When looking at the output of nvprof one can clearly see that the majority of
the runtime is spent in sparse_meta
:
==10694== NVPROF is profiling process 10694, command: ./micro_aevol_gpu
==10694== Profiling application: ./micro_aevol_gpu
==10694== Profiling result:
Type Time(%) Time Calls Avg Min Max Name
GPU activities: 59.15% 8.70406s 1001 8.6954ms 8.5703ms 13.858ms sparse_meta(unsigned int, cuIndividual*)
14.72% 2.16590s 1001 2.1637ms 2.0989ms 3.4946ms gather_genes(unsigned int, cuIndividual*)
9.32% 1.37108s 1001 1.3697ms 1.3398ms 2.3108ms search_patterns(unsigned int, cuIndividual*)
7.96% 1.17136s 1001 1.1702ms 28.513us 1.9597ms clean_metadata(unsigned int, cuIndividual*)
4.01% 589.85ms 1001 589.26us 572.04us 886.05us find_gene_per_RNA(unsigned int, cuIndividual*)
2.00% 294.39ms 1001 294.10us 289.73us 484.13us compute_fitness(unsigned int, cuIndividual*, double const *)
1.45% 213.97ms 1001 213.76us 208.13us 357.86us compute_phenotype(unsigned int, cuIndividual*)
0.55% 80.416ms 2 40.208ms 31.854ms 48.562ms check_result(unsigned int, cuIndividual*)
0.35% 52.030ms 1001 51.978us 50.113us 82.817us translation(unsigned int, cuIndividual*)
0.21% 30.956ms 1001 30.925us 29.664us 41.728us transcription(unsigned int, cuIndividual*)
0.09% 12.962ms 1000 12.961us 12.352us 20.191us selection(unsigned int, unsigned int, cuIndividual const *, RandService*, int*)
0.08% 11.050ms 1000 11.049us 10.528us 16.352us reproduction(unsigned int, cuIndividual*, int const *, unsigned long const *)
0.06% 9.3883ms 1000 9.3880us 8.2240us 16.512us do_mutation(unsigned int, cuIndividual*, double, RandService*)
0.02% 2.5412ms 1001 2.5380us 2.3670us 12.608us swap_parent_child_genome(unsigned int, cuIndividual*, unsigned long*)
0.02% 2.5118ms 1 2.5118ms 2.5118ms 2.5118ms init_device_population(int, unsigned int, unsigned int, int, cuIndividual*, unsigned long*, unsigned char*, unsigned long*, unsigned int*, unsigned long*, unsigned int*, cuRNA*)
0.01% 1.6073ms 1028 1.5630us 1.2800us 9.5040us [CUDA memcpy DtoH]

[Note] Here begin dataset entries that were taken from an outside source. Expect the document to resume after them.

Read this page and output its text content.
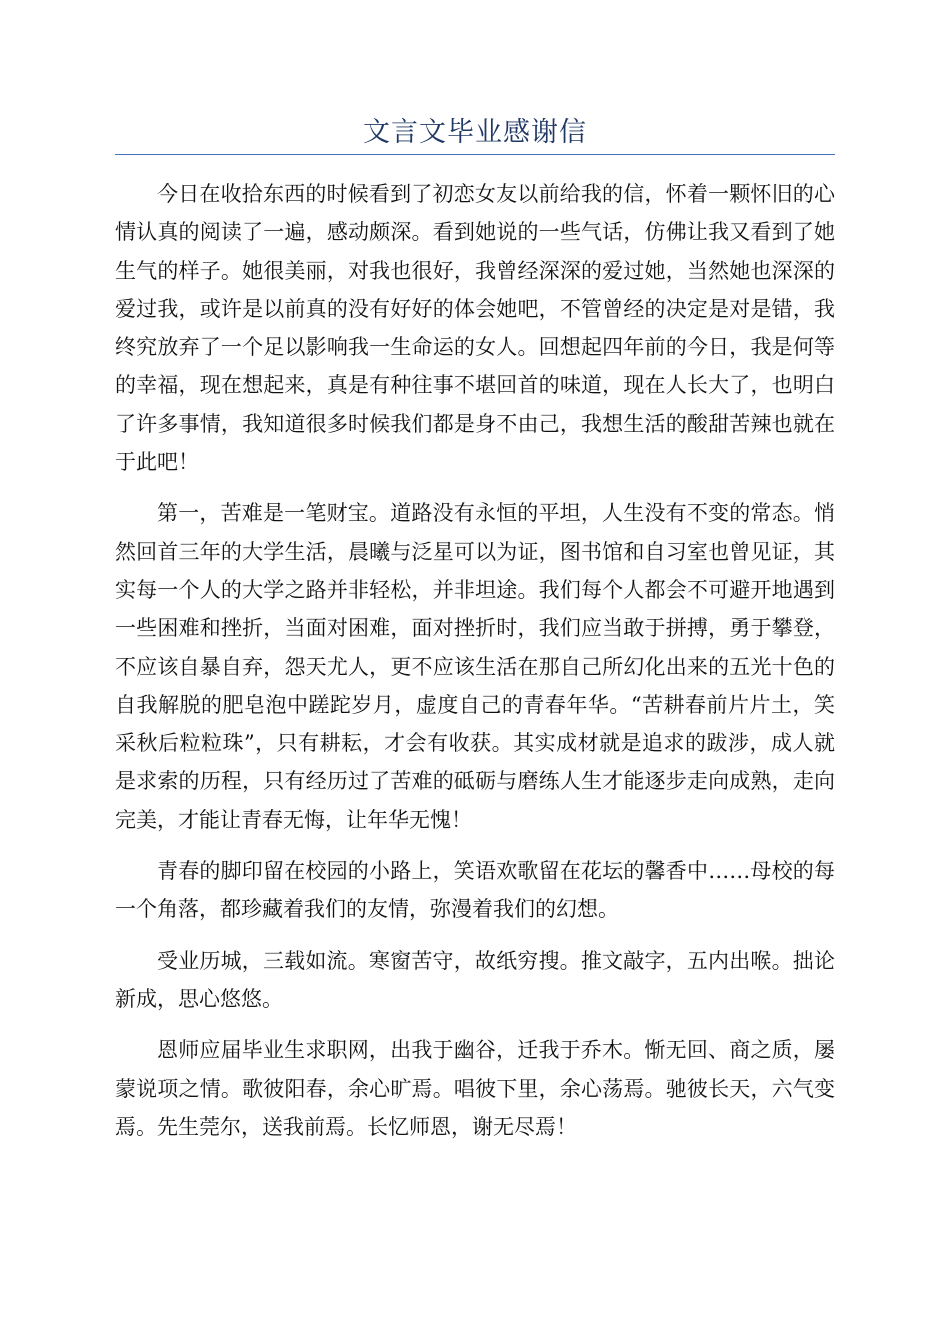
文言文毕业感谢信

今日在收拾东西的时候看到了初恋女友以前给我的信，怀着一颗怀旧的心情认真的阅读了一遍，感动颇深。看到她说的一些气话，仿佛让我又看到了她生气的样子。她很美丽，对我也很好，我曾经深深的爱过她，当然她也深深的爱过我，或许是以前真的没有好好的体会她吧，不管曾经的决定是对是错，我终究放弃了一个足以影响我一生命运的女人。回想起四年前的今日，我是何等的幸福，现在想起来，真是有种往事不堪回首的味道，现在人长大了，也明白了许多事情，我知道很多时候我们都是身不由己，我想生活的酸甜苦辣也就在于此吧！

第一，苦难是一笔财宝。道路没有永恒的平坦，人生没有不变的常态。悄然回首三年的大学生活，晨曦与泛星可以为证，图书馆和自习室也曾见证，其实每一个人的大学之路并非轻松，并非坦途。我们每个人都会不可避开地遇到一些困难和挫折，当面对困难，面对挫折时，我们应当敢于拼搏，勇于攀登，不应该自暴自弃，怨天尤人，更不应该生活在那自己所幻化出来的五光十色的自我解脱的肥皂泡中蹉跎岁月，虚度自己的青春年华。“苦耕春前片片土，笑采秋后粒粒珠”，只有耕耘，才会有收获。其实成材就是追求的跋涉，成人就是求索的历程，只有经历过了苦难的砥砺与磨练人生才能逐步走向成熟，走向完美，才能让青春无悔，让年华无愧！

青春的脚印留在校园的小路上，笑语欢歌留在花坛的馨香中……母校的每一个角落，都珍藏着我们的友情，弥漫着我们的幻想。

受业历城，三载如流。寒窗苦守，故纸穷搜。推文敲字，五内出喉。拙论新成，思心悠悠。

恩师应届毕业生求职网，出我于幽谷，迁我于乔木。惭无回、商之质，屡蒙说项之情。歌彼阳春，余心旷焉。唱彼下里，余心荡焉。驰彼长天，六气变焉。先生莞尔，送我前焉。长忆师恩，谢无尽焉！
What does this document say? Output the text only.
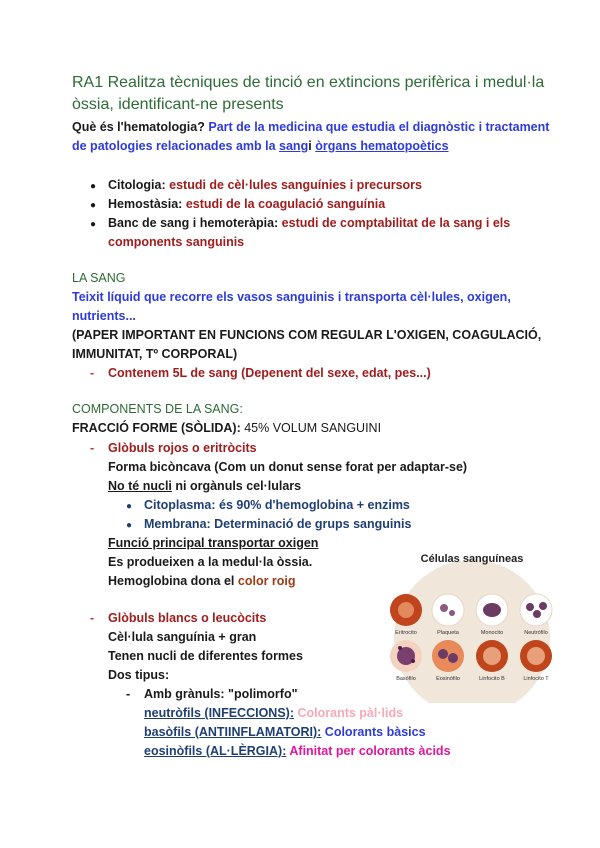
RA1 Realitza tècniques de tinció en extincions perifèrica i medul·la
òssia, identificant-ne presents
Què és l'hematologia? Part de la medicina que estudia el diagnòstic i tractament
de patologies relacionades amb la sangi òrgans hematopoètics
● Citologia: estudi de cèl·lules sanguínies i precursors
● Hemostàsia: estudi de la coagulació sanguínia
● Banc de sang i hemoteràpia: estudi de comptabilitat de la sang i els
components sanguinis
LA SANG
Teixit líquid que recorre els vasos sanguinis i transporta cèl·lules, oxigen,
nutrients...
(PAPER IMPORTANT EN FUNCIONS COM REGULAR L'OXIGEN, COAGULACIÓ,
IMMUNITAT, Tº CORPORAL)
- Contenem 5L de sang (Depenent del sexe, edat, pes...)
COMPONENTS DE LA SANG:
FRACCIÓ FORME (SÒLIDA): 45% VOLUM SANGUINI
- Glòbuls rojos o eritròcits
Forma bicòncava (Com un donut sense forat per adaptar-se)
No té nucli ni orgànuls cel·lulars
● Citoplasma: és 90% d'hemoglobina + enzims
● Membrana: Determinació de grups sanguinis
Funció principal transportar oxigen
Es produeixen a la medul·la òssia.
Hemoglobina dona el color roig
- Glòbuls blancs o leucòcits
Cèl·lula sanguínia + gran
Tenen nucli de diferentes formes
Dos tipus:
- Amb grànuls: "polimorfo"
neutròfils (INFECCIONS): Colorants pàl·lids
basòfils (ANTIINFLAMATORI): Colorants bàsics
eosinòfils (AL·LÈRGIA): Afinitat per colorants àcids
Células sanguíneas
Eritrocito	Plaqueta	Monocito	Neutrófilo
Basófilo	Eosinófilo	Linfocito B	Linfocito T
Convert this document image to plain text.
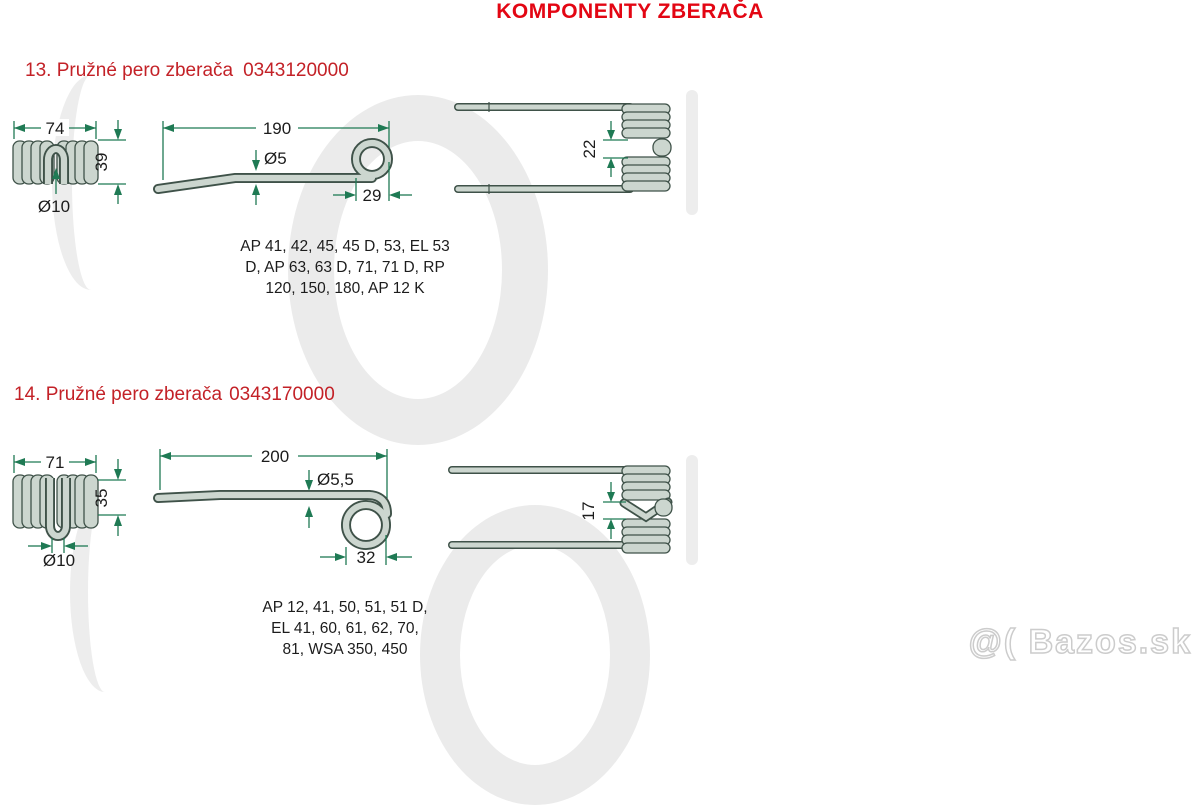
KOMPONENTY ZBERAČA
13. Pružné pero zberača 0343120000
74
39
Ø10
190
Ø5
29
22
AP 41, 42, 45, 45 D, 53, EL 53
D, AP 63, 63 D, 71, 71 D, RP
120, 150, 180, AP 12 K
14. Pružné pero zberača 0343170000
71
35
Ø10
200
Ø5,5
32
17
AP 12, 41, 50, 51, 51 D,
EL 41, 60, 61, 62, 70,
81, WSA 350, 450	@( Bazos.sk
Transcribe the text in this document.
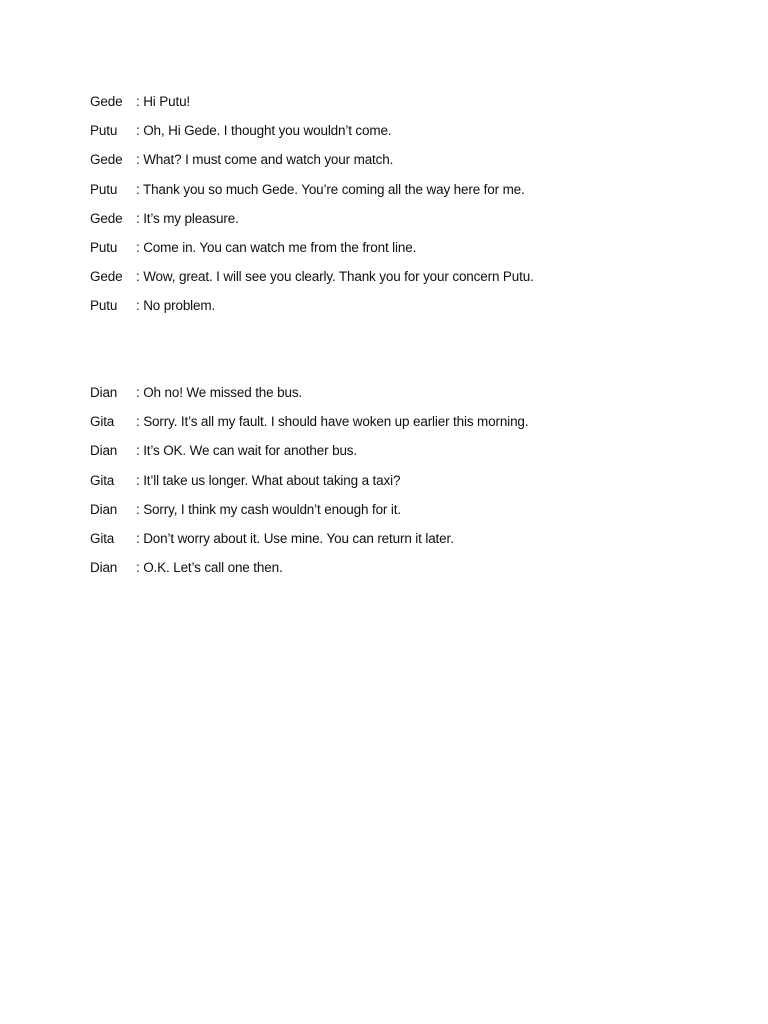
Gede	: Hi Putu!
Putu	: Oh, Hi Gede. I thought you wouldn’t come.
Gede	: What? I must come and watch your match.
Putu	: Thank you so much Gede. You’re coming all the way here for me.
Gede	: It’s my pleasure.
Putu	: Come in. You can watch me from the front line.
Gede	: Wow, great. I will see you clearly. Thank you for your concern Putu.
Putu	: No problem.
Dian	: Oh no! We missed the bus.
Gita	: Sorry. It’s all my fault. I should have woken up earlier this morning.
Dian	: It’s OK. We can wait for another bus.
Gita	: It’ll take us longer. What about taking a taxi?
Dian	: Sorry, I think my cash wouldn’t enough for it.
Gita	: Don’t worry about it. Use mine. You can return it later.
Dian	: O.K. Let’s call one then.
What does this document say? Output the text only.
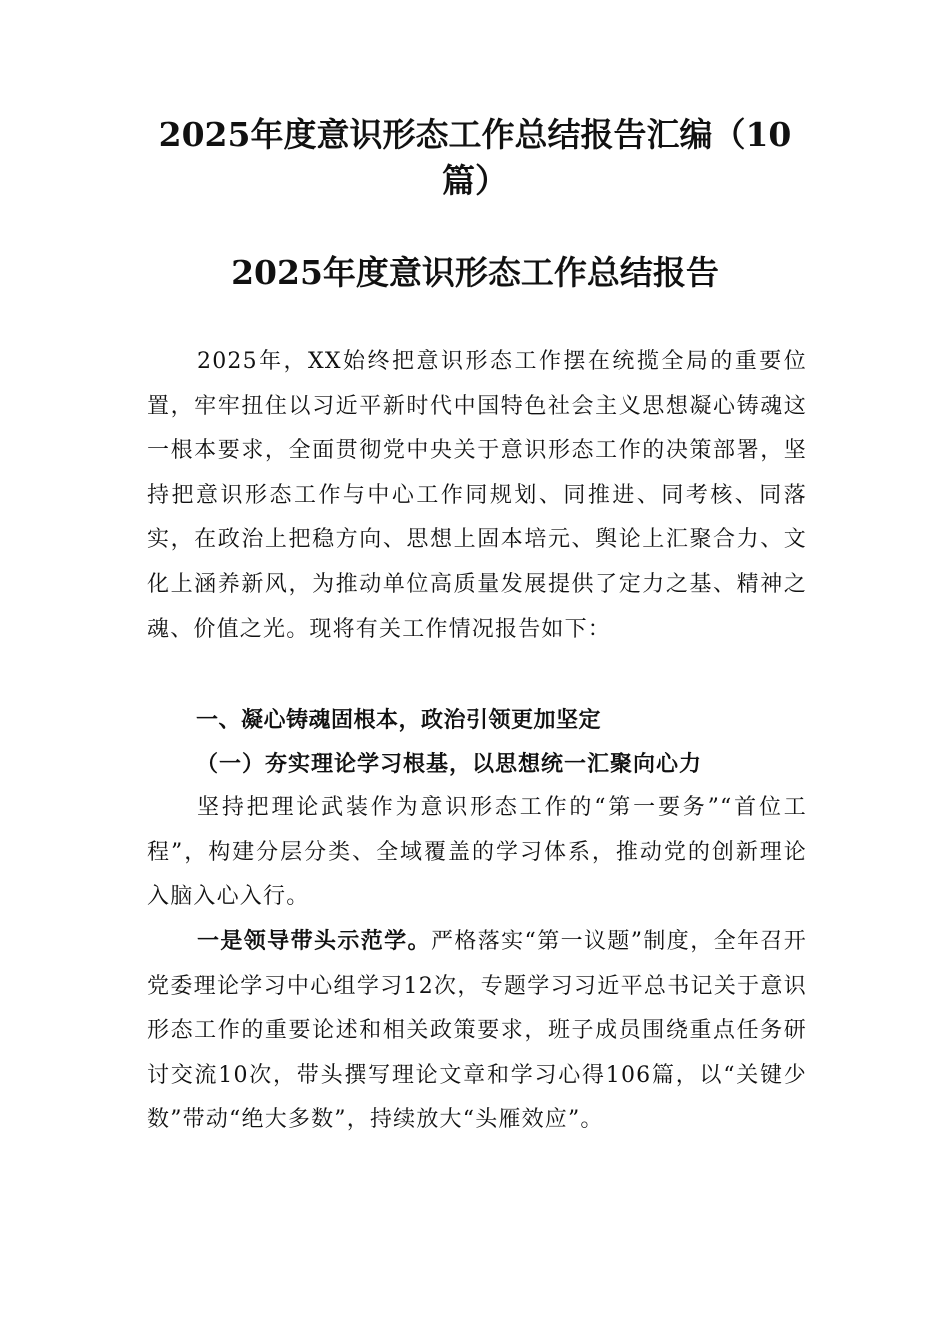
2025年度意识形态工作总结报告汇编（10篇）
2025年度意识形态工作总结报告

2025年，XX始终把意识形态工作摆在统揽全局的重要位置，牢牢扭住以习近平新时代中国特色社会主义思想凝心铸魂这一根本要求，全面贯彻党中央关于意识形态工作的决策部署，坚持把意识形态工作与中心工作同规划、同推进、同考核、同落实，在政治上把稳方向、思想上固本培元、舆论上汇聚合力、文化上涵养新风，为推动单位高质量发展提供了定力之基、精神之魂、价值之光。现将有关工作情况报告如下：

一、凝心铸魂固根本，政治引领更加坚定
（一）夯实理论学习根基，以思想统一汇聚向心力

坚持把理论武装作为意识形态工作的“第一要务”“首位工程”，构建分层分类、全域覆盖的学习体系，推动党的创新理论入脑入心入行。

一是领导带头示范学。严格落实“第一议题”制度，全年召开党委理论学习中心组学习12次，专题学习习近平总书记关于意识形态工作的重要论述和相关政策要求，班子成员围绕重点任务研讨交流10次，带头撰写理论文章和学习心得106篇，以“关键少数”带动“绝大多数”，持续放大“头雁效应”。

0.01% 983.56us 1 983.56us 983.56us 983.56us clean_population_metadata(unsigned int, cuIndividual*)
0.00% 396.70us 1027 386ns 288ns 2.4320us [CUDA memcpy HtoD]
API calls: 99.00% 14.7695s 13013 1.1350ms 5.2760us 48.960ms cudaDeviceSynchronize
0.44% 65.061ms 1 65.061ms 65.061ms 65.061ms cudaDeviceSetLimit
0.27% 39.591ms 13014 3.0420us 2.1670us 6.7657ms cudaLaunchKernel
0.13% 18.682ms 1 18.682ms 18.682ms 18.682ms cudaDeviceReset
0.12% 18.269ms 2055 8.8900us 4.0870us 996.16us cudaMemcpy
0.03% 4.9751ms 13 382.70us 1.9580us 3.2105ms cudaFree
0.01% 1.5044ms 13013 115ns 81ns 298.24us cudaGetLastError
0.00% 674.46us 13 51.881us 1.7180us 160.61us cudaMalloc
0.00% 192.25us 114 1.6860us 169ns 79.173us cuDeviceGetAttribute
0.00% 16.932us 1 16.932us 16.932us 16.932us cuDeviceGetName
0.00% 10.792us 1 10.792us 10.792us 10.792us cuDeviceGetPCIBusId
0.00% 2.0680us 3 689ns 295ns 1.4280us cuDeviceGetCount
0.00% 934ns 2 467ns 196ns 738ns cuDeviceGet
0.00% 464ns 1 464ns 464ns 464ns cuModuleGetLoadingMode
0.00% 444ns 1 444ns 444ns 444ns cuDeviceTotalMem
0.00% 296ns 1 296ns 296ns 296ns cuDeviceGetUuid
This is the case since sparse_meta
only uses 3 threads instead of all of the
available ones. Our plan was to parallelize sparse_meta by combining most of its
work with search_patterns
. The problem here was that the order of the
resulting lists terminator_idxs
and prot_start_idxs
would be different (i.e.
non-deterministic) which changed the end-result. Additionally we couldn't gain
any runtime through our approach. Our implementation can be found on the
further branch. We believe that with more time one could bring
those two functions together and increase the GPU performance even further.